What is Vibe coding?

Updated

Building applications primarily by prompting AI coding assistants (Cursor, Lovable, Bolt, v0, Copilot, Claude Code) rather than writing code by hand. The model translates natural-language intent into running code; the human reviews and ships.

Full explanation

Vibe coding is the dominant pattern for solo founders and indie developers in 2025-2026. The model produces 80-95% of the code; the human handles product decisions, UX, and the security review the model often skips. The productivity gain is real and large; the predictable failure mode is that the model trains on the canonical-but-buggy patterns in its training corpus, so vibe-coded apps ship the same handful of canonical bugs (missing auth checks, FormData-trusted user IDs, middleware-matcher mismatches, inline secrets) at high frequency.

Example

A founder asks Cursor: 'Add a /api/orders/[id] endpoint that returns the order.' Cursor produces a route handler that takes params.id and queries the database — but skips the ownership check that compares the order's user_id against the authenticated session. The route ships with a Broken Object-Level Authorization bug. This is a vibe-coding failure mode: the model is correct on the happy path, wrong on the security path, and the human reviewer rarely catches it.

Related

FAQ

Is vibe coding less secure than hand-coded apps?

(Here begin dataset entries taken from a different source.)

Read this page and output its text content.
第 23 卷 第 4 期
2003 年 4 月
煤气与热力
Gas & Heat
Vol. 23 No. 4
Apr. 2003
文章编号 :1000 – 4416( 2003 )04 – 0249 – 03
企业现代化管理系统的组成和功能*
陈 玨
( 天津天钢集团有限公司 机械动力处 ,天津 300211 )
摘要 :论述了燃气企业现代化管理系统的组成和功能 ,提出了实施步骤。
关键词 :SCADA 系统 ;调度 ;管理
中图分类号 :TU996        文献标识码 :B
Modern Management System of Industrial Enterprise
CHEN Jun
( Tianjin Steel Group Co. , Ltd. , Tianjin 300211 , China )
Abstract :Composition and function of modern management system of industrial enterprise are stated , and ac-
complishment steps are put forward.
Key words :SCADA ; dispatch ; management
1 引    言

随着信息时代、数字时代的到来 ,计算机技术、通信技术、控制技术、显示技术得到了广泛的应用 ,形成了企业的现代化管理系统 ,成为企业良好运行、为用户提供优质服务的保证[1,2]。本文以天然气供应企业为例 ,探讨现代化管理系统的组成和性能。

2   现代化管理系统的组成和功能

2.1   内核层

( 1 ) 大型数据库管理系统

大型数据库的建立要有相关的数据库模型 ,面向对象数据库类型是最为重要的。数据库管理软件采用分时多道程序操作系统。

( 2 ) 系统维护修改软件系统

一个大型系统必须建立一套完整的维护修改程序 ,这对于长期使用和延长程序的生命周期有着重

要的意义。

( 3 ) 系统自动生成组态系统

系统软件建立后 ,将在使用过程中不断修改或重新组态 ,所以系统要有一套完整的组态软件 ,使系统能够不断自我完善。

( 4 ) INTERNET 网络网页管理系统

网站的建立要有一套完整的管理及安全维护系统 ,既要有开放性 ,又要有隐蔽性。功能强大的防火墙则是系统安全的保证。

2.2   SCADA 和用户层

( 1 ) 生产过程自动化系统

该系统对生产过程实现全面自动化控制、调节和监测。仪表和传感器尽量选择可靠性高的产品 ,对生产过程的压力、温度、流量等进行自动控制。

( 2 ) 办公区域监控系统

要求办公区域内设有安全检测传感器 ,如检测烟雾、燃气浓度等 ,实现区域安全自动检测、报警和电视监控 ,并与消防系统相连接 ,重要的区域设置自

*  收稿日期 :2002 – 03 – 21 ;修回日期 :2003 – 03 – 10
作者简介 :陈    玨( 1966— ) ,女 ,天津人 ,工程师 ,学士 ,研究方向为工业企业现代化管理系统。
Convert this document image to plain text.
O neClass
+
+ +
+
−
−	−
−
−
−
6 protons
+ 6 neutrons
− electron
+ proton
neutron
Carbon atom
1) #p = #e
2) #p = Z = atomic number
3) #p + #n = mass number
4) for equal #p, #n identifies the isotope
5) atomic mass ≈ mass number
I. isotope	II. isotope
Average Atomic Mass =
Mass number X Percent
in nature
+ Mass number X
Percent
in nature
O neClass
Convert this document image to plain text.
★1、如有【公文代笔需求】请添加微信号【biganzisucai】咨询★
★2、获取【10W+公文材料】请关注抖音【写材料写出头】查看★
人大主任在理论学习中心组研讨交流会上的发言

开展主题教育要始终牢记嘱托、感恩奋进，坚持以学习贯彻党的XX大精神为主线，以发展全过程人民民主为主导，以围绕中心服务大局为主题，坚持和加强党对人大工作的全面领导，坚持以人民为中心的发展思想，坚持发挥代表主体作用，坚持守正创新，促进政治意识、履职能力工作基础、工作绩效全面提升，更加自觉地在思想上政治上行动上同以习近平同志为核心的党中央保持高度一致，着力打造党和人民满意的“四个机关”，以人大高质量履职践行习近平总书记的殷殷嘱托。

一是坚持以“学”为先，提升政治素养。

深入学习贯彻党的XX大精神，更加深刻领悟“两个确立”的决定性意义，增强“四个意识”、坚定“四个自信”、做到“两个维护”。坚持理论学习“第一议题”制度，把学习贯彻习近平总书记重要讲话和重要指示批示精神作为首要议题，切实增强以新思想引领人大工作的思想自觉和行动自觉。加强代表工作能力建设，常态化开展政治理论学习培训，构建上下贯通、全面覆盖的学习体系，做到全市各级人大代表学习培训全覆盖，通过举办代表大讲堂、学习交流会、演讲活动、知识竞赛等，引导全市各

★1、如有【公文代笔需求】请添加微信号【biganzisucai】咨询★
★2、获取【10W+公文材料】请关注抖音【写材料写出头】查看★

On average, somewhat — yes. The bug shapes are predictable and the human review is faster, so canonical bugs ship more often. The right defense is automated security review on every PR (Securie's specialists are tuned exactly for AI-generated code's failure modes), not slowing down the AI-coding workflow.

What about teams with senior engineers reviewing AI output?

Senior reviewers catch more, but every team faces the 600-line-diff problem — at some point, the human reviewer skims rather than reads carefully, and a security bug in the skimmed section ships. Automated review backstops this gap.